For me personally, the mental load reduction was immediate. I stopped trying to hold everything in my head. I stopped hoarding browser tabs as a memory system. I stopped feeling that low-grade anxiety of knowing I read something useful somewhere but not being able to find it when I needed it.

The system isn't perfect. Some weeks I fall behind on my daily reviews. My tagging is inconsistent. My voice notes sometimes pile up unprocessed. But even at 70% consistency, a second brain dramatically outperforms no system at all.

Common Mistakes and How to Avoid Them

Spending weeks choosing tools. I've watched people research note-taking apps for a month without writing a single note. Pick Notion or Obsidian. Add Readwise Reader. Start capturing. You can switch tools later -- both export cleanly. The system matters more than the software.

Capturing everything. A second brain full of junk is worse than no second brain at all. Be selective. If you wouldn't spend five minutes re-reading something, don't save it. Your future self doesn't want to wade through 200 mediocre articles to find the ten that actually matter.

Building elaborate systems before you have content. Don't spend three days creating a perfect template library or a color-coded tag taxonomy before you've got 50 notes in your system. Start messy. Let the organization emerge from actual use. You'll discover what categories you actually need only after you have real content to categorize.

Skipping the AI retrieval step. Without AI, a second brain is just a fancy bookmark folder. The retrieval layer -- feeding your notes to Claude or ChatGPT and asking it to find connections -- is what makes the system genuinely useful instead of merely organized. Don't skip it because it feels unfamiliar. Start with the prompts I shared above and adapt from there.

Expecting the system to work without the daily habit. Tools don't create habits. The ten-minute daily review isn't optional. Block it on your calendar. Do it before checking email. If you skip it for a week, your inbox fills up, your notes go stale, and the system stops feeling useful.

Consistency beats perfection. Every time.

Start This Weekend

You don't need to read another article about personal knowledge management. You don't need to watch a YouTube tutorial. You don't need to compare 15 tools on a spreadsheet.

Here's your weekend plan:

Saturday morning: Pick Notion or Obsidian. Create your account. Set up the four PARA folders. Install Readwise Reader and connect it to your hub. Install the Raindrop.io browser extension.

Saturday afternoon and Sunday: Use the system normally. Read articles you'd normally read, but highlight them in Readwise instead of forgetting them. Save interesting links to Raindrop instead of leaving them in open tabs. Drop ideas into your hub as quick notes.

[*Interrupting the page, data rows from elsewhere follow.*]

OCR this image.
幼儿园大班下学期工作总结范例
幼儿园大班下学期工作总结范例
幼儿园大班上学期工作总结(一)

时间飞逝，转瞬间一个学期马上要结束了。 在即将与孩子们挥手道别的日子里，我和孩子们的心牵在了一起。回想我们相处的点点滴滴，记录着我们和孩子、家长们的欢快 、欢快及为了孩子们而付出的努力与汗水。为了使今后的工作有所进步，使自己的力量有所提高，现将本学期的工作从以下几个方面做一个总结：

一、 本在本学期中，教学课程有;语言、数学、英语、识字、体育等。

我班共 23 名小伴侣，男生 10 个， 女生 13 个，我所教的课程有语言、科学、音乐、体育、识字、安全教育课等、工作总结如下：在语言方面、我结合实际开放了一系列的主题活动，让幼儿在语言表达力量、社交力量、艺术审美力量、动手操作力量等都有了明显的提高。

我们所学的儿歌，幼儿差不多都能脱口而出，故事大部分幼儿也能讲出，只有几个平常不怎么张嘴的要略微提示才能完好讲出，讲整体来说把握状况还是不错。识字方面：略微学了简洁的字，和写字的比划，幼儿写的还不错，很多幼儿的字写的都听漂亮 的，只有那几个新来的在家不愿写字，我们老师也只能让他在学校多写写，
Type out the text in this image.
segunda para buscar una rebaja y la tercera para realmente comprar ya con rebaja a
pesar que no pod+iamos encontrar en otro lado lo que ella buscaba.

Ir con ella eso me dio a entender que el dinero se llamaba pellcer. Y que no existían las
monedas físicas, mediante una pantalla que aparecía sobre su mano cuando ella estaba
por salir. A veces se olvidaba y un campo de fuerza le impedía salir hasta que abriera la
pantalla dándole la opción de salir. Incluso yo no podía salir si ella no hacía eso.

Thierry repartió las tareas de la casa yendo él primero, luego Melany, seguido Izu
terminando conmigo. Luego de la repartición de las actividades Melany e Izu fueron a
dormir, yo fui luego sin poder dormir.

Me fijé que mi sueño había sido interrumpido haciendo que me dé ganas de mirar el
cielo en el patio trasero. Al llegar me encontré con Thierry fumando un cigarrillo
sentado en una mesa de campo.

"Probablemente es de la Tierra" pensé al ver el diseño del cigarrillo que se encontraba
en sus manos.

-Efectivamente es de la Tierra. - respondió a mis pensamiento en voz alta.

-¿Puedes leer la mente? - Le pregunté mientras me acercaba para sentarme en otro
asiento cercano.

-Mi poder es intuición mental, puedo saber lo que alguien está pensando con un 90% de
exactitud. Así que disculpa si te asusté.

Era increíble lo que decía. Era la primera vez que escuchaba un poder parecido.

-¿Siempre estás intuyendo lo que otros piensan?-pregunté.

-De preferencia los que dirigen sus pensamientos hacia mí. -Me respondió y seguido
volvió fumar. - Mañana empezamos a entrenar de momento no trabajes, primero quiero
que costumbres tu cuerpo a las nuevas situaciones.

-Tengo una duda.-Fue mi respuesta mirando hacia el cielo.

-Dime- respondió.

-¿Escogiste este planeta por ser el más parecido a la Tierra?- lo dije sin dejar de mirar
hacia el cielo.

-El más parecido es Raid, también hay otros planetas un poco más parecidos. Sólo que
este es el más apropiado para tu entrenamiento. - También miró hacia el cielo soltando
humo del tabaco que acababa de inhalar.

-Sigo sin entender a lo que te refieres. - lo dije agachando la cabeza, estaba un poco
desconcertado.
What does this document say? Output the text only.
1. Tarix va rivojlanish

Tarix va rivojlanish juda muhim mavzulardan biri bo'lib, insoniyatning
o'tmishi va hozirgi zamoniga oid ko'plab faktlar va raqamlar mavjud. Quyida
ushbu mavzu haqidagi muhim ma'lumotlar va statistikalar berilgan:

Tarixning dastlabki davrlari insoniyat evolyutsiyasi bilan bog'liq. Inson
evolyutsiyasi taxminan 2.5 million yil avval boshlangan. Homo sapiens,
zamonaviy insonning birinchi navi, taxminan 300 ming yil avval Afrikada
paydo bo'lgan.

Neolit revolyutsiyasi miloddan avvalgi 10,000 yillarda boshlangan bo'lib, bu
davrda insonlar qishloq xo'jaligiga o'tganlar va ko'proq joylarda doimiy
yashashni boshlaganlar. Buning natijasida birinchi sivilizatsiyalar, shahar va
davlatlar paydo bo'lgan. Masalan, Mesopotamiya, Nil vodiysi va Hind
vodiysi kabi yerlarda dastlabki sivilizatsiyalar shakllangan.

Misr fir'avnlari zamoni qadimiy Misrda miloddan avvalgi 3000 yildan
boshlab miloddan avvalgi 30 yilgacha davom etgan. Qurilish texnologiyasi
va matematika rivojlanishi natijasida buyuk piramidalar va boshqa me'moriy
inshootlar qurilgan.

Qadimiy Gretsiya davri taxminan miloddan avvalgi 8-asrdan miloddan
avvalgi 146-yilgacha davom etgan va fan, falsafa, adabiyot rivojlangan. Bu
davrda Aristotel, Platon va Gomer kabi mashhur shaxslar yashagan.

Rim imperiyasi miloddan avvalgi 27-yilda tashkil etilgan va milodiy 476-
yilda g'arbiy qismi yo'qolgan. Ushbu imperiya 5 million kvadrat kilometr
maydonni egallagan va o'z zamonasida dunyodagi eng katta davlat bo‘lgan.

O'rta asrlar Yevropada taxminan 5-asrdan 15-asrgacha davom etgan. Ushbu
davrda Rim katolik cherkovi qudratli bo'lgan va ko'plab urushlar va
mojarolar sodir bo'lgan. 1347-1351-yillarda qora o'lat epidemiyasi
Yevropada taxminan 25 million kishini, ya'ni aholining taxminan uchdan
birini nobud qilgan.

Monday morning: Do your first ten-minute daily review. Process what you captured over the weekend. Feed your new notes to Claude or ChatGPT and ask it to find one connection you missed.

By Friday, you'll have a working second brain with a week of real content in it. It won't be pretty. It won't be perfectly organized. But it'll be functional, and that's all that matters at the start. The system gets more valuable with every piece of information you add and every connection you discover.

Six months from now, you'll wonder how you worked without it. I know because that's exactly what happened at my agency -- and I'm not someone who says things like that lightly.